Sarwan AliPrakash ChourasiaZahra TayebiBabatunde BelloMurray Patterson
Published in: Medical & biological engineering & computing (2023)
The amount of sequencing data for SARS-CoV-2 is several orders of magnitude larger than any virus. This will continue to grow geometrically for SARS-CoV-2, and other viruses, as many countries heavily finance genomic surveillance efforts. Hence, we need methods for processing large amounts of sequence data to allow for effective yet timely decision-making. Such data will come from heterogeneous sources: aligned, unaligned, or even unassembled raw nucleotide or amino acid sequencing reads pertaining to the whole genome or regions (e.g., spike) of interest. In this work, we propose ViralVectors, a compact feature vector generation from virome sequencing data that allows effective downstream analysis. Such generation is based on minimizers, a type of lightweight "signature" of a sequence, used traditionally in assembly and read mapping - to our knowledge, the first use minimizers in this way. We validate our approach on different types of sequencing data: (a) 2.5M SARS-CoV-2 spike sequences (to show scalability); (b) 3K Coronaviridae spike sequences (to show robustness to more genomic variability); and (c) 4K raw WGS reads sets taken from nasal-swab PCR tests (to show the ability to process unassembled reads).
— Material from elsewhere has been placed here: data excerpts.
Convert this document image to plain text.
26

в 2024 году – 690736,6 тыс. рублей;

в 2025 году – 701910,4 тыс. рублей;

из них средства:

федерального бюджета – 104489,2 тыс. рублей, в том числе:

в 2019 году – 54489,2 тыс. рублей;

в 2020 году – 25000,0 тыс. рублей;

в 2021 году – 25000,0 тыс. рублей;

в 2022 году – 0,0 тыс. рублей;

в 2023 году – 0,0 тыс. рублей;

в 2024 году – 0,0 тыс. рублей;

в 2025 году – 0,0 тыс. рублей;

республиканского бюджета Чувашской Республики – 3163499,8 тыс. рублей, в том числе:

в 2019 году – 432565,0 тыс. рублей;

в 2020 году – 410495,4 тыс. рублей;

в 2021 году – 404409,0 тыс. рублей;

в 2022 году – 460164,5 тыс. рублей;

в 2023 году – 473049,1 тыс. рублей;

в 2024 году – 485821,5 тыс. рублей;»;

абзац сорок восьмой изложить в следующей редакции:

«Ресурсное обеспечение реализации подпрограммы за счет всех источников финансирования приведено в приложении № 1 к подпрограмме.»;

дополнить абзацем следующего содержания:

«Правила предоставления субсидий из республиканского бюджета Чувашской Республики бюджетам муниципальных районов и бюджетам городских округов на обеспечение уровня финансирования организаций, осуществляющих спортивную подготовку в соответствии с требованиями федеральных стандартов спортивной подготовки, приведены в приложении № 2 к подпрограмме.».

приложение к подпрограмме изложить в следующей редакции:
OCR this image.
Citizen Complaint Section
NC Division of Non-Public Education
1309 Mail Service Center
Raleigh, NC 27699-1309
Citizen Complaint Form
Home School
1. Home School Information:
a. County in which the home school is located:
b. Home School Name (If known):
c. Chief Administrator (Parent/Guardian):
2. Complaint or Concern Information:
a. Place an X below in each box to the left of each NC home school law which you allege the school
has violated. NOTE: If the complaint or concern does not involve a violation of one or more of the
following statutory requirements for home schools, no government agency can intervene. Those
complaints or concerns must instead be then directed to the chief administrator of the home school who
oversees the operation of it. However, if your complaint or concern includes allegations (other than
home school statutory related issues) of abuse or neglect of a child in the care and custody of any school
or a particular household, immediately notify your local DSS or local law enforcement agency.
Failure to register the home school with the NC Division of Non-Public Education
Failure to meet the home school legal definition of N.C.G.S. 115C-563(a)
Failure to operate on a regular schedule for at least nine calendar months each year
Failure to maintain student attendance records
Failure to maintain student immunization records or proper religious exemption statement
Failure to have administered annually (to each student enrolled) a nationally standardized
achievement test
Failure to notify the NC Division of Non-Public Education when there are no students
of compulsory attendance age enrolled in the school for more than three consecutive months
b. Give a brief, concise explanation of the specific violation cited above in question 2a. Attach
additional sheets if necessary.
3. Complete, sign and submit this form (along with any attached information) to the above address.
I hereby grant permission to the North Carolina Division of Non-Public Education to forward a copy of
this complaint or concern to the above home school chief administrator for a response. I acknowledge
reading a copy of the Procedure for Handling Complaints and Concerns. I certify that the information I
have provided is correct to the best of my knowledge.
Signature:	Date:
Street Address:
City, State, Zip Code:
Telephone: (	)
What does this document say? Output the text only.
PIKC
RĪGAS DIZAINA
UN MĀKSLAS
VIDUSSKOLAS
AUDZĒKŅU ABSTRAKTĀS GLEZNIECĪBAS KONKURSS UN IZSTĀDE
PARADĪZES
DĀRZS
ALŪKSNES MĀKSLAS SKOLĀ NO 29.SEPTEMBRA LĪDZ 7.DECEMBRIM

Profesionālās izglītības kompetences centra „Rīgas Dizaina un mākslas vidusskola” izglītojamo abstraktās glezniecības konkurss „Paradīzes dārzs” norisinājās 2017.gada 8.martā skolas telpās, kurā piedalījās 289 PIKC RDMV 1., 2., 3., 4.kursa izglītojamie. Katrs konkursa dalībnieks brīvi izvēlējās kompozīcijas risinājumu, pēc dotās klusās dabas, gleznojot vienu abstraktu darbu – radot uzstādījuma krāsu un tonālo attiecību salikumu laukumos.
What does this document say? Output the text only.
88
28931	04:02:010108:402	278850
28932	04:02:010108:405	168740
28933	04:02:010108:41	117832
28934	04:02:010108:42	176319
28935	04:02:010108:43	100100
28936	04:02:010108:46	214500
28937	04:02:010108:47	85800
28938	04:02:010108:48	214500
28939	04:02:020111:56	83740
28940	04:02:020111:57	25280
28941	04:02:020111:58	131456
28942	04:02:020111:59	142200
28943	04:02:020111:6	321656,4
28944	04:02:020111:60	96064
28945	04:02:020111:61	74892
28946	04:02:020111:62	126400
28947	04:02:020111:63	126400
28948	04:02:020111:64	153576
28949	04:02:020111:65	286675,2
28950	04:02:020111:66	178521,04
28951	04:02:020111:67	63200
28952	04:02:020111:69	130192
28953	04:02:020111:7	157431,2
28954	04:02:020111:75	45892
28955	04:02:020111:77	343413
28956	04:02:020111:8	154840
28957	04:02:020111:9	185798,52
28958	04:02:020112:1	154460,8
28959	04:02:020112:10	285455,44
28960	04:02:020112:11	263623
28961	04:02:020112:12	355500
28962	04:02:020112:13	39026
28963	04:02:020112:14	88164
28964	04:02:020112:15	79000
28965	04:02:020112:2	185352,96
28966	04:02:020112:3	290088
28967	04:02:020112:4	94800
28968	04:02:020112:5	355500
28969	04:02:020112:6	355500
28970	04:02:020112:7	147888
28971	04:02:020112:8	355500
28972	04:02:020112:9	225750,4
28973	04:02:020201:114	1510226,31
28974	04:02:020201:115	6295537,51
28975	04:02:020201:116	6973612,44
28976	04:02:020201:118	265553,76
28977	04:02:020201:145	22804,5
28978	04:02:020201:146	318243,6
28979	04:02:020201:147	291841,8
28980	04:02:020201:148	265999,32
Our results show that ViralVectors outperforms current benchmarks in most classification and clustering tasks. Graphical Abstract showing the all steps of proposed approach. We start by collecting the sequence-based data. Then Data cleaning and preprocessing is applied. After that, we generate the feature embeddings using minimizer based approach. Then Classification and clustering algorithms are applied on the resultant data and predictions are made on the test set.